Een anadrome vis (trekvis) is een vis die vanuit zee de rivieren optrekt om te paaien. De paaigebieden kunnen in de benedenloop of de bovenloop van de rivier zijn. Dit zijn o.a. zalm, fint, elft, houting en steur.

Zalm

De Atlantische of Europese zalm (Salmo salar) is een anadrome vis die als volwassen dier hoofdzakelijk in noordelijke zeeën en de Noord-Atlantische Oceaan leeft. De Atlantische zalm kan tot 36 kg wegen.

De zalm kenmerkt zich culinair door de rode kleur van het vlees. De zalm kwam voor de industriële revolutie in alle grote Europese rivieren voor, maar is daar nu praktisch uitgestorven. Er worden pogingen gedaan de waterkwaliteit en de omgevingsfactoren zo te beïnvloeden dat de zalm terugkeert. Deze trekvissen (de vissen verplaatsen zich van het ene na het andere gebied, bij voorbeeld om te gaan paaien) vergen een speciale vorm van visserij.

Elft

Elft (Alosa alosa) is een vis uit de haringfamilie en is nauw verwant aan fint (Alosa fallax). Het onderscheid maken met de fint is vrij eenvoudig. De elft heeft één zwarte stip achter het kieuwdeksel, de fint heeft vijf of zes zwarte stippen op de flanken.

De soort is zilverkleurig op de flanken en over het oog ligt een doorzichtig vlies. Elft kan tot 80 cm lang worden. De volwassen dieren leven in zee en trekken rond april – mei de rivieren op om zich voort te planten, in de middenloop. De paai vindt ’s nachts plaats in grote scholen. De bevruchte eieren zinken naar de bodem. Een groot gedeelte van de populatie paait slechts één keer en sterft daarna. De overgebleven dieren trekken terug naar zee. Na de eerste zomer trekt jonge elft naar zee. Elft voedt zich hoofdzakelijk met dierlijk plankton.
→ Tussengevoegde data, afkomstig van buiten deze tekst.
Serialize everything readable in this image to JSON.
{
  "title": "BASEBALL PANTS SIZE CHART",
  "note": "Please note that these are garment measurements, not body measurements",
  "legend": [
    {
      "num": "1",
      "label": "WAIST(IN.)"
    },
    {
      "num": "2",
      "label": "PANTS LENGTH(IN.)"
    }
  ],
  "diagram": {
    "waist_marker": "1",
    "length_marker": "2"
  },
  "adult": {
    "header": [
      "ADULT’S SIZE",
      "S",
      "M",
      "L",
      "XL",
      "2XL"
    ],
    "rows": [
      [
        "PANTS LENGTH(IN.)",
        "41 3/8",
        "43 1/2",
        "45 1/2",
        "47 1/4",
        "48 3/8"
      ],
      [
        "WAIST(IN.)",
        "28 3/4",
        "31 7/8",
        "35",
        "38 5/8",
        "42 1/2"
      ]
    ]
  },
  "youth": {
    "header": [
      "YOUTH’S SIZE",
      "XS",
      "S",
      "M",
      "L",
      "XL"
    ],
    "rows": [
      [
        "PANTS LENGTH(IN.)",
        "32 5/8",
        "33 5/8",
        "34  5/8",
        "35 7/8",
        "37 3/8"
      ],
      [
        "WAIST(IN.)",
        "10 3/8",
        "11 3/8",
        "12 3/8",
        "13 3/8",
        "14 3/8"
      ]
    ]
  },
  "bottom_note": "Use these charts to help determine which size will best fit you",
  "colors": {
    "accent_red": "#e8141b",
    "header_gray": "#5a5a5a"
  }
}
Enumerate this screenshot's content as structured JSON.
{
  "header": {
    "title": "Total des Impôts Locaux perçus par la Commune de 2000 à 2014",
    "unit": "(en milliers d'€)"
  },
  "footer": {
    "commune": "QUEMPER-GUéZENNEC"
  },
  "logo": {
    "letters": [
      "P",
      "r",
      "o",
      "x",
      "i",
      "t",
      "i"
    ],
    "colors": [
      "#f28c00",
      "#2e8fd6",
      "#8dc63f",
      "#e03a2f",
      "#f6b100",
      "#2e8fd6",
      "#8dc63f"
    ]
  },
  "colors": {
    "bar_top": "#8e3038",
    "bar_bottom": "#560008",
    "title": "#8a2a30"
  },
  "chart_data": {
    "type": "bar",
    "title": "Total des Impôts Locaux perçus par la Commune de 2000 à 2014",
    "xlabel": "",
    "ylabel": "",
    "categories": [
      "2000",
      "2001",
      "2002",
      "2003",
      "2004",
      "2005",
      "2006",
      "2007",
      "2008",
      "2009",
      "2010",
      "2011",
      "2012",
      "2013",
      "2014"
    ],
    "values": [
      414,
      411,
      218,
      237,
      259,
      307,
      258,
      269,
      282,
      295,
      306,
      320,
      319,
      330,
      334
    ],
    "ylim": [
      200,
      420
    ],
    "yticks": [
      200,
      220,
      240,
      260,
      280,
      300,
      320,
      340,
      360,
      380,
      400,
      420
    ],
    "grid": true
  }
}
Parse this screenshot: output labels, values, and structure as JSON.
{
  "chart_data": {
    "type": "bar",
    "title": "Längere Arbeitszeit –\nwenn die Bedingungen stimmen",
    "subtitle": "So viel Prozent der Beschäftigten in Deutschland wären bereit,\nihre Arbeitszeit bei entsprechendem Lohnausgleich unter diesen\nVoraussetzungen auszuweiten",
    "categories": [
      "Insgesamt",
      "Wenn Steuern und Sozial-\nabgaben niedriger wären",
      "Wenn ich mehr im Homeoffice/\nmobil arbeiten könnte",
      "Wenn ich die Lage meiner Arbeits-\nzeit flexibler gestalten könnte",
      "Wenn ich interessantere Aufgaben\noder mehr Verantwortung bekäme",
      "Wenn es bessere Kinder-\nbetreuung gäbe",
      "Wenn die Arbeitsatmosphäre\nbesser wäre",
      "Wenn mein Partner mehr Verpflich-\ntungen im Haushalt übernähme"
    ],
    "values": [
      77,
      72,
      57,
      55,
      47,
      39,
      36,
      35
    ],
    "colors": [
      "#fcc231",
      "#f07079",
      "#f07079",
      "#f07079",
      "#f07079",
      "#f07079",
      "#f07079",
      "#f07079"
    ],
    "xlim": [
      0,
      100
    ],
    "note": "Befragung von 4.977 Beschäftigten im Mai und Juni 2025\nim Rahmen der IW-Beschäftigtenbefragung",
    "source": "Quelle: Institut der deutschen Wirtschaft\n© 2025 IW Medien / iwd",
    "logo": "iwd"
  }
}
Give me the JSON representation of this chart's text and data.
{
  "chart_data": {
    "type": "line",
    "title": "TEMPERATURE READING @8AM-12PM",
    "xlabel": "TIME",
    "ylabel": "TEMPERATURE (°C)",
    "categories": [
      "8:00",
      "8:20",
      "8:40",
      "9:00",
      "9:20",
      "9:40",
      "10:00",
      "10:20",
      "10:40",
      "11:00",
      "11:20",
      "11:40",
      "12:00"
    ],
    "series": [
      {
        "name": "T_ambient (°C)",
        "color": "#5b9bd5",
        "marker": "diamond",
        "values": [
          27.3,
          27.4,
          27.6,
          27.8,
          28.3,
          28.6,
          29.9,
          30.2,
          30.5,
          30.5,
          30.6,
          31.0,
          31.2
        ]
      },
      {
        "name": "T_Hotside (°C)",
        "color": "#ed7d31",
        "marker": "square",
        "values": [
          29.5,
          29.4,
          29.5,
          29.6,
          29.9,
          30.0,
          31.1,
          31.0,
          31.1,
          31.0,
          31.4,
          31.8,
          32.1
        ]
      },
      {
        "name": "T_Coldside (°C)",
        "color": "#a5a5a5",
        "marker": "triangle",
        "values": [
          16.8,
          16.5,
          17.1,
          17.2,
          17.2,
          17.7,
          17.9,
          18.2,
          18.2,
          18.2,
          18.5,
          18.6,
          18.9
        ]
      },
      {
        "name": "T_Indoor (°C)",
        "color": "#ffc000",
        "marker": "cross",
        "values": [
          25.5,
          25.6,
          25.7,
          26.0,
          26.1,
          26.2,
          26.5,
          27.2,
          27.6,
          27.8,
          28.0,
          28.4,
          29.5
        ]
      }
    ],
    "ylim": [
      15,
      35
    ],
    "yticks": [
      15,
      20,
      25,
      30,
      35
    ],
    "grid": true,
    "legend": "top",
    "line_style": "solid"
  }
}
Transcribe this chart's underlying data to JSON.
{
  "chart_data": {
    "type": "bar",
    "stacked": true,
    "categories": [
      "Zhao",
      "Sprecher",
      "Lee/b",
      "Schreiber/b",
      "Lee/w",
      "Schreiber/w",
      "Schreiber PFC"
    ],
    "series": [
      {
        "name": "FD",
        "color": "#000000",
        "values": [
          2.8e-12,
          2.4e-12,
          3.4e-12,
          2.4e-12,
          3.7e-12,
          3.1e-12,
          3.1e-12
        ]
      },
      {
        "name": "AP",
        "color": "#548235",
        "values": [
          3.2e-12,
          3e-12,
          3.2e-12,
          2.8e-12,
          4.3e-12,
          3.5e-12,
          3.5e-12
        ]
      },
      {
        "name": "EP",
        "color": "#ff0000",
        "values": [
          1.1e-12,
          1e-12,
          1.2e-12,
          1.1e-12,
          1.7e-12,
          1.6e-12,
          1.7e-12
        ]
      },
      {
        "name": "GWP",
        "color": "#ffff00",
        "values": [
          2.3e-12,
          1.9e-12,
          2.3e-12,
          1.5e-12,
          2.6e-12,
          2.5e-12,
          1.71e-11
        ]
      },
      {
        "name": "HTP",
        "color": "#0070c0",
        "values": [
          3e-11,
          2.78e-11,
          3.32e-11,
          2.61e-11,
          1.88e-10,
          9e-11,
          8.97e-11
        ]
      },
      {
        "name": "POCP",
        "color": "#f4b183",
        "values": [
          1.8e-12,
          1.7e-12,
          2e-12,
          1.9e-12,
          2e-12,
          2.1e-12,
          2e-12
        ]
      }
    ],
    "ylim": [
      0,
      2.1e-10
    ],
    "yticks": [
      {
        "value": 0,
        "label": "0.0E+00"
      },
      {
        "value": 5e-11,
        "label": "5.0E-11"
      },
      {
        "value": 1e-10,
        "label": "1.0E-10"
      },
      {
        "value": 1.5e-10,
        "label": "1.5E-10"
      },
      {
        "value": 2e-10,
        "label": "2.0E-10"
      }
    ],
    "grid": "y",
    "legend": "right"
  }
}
Elft werd in het verleden tot 850 km stroomopwaarts in de Rijn bij Bazel aangetroffen. Het was één van de belangrijke trekvissen die door de beroepsvisserij in de rivier werd gevangen. Elft wordt vanaf de jaren 30 van de 20e eeuw als verdwenen uit Nederland beschouwd

Fint

Fint (Alosa fallax) is een vis uit de haringfamilie en zeer nauw verwant aan de elft (Alosa alosa). Fint wordt maximaal 55 cm lang. De Fint is een anadrome vissoort die in open zee en langs kustgebieden leeft en zich voortplant in rivieren. De soort is zilverkleurig op de flanken en heeft een iets donkerder rug. Achter de kieuwspleet bevindt zich tenminste één donkere schoudervlek, vaak meerdere vlekken in een rij. Een belangrijk determinatiekenmerk waarmee de fint zich onderscheid van de elft zijn het aantal kieuwboogaanhangsels (fint heeft er 30-60 elft heeft er 90-155). De paai vindt plaats rondom de zoetwatergetijdenzone van rivieren. Jonge fint verblijft in de buurt van de kust en estuaria. Het voedsel bestaat uit plankton, kreeftachtige en kleine vissen. Tijdens de zoetwaterfase foerageert jonge fint op kleine kreeftachtige en insectenlarven.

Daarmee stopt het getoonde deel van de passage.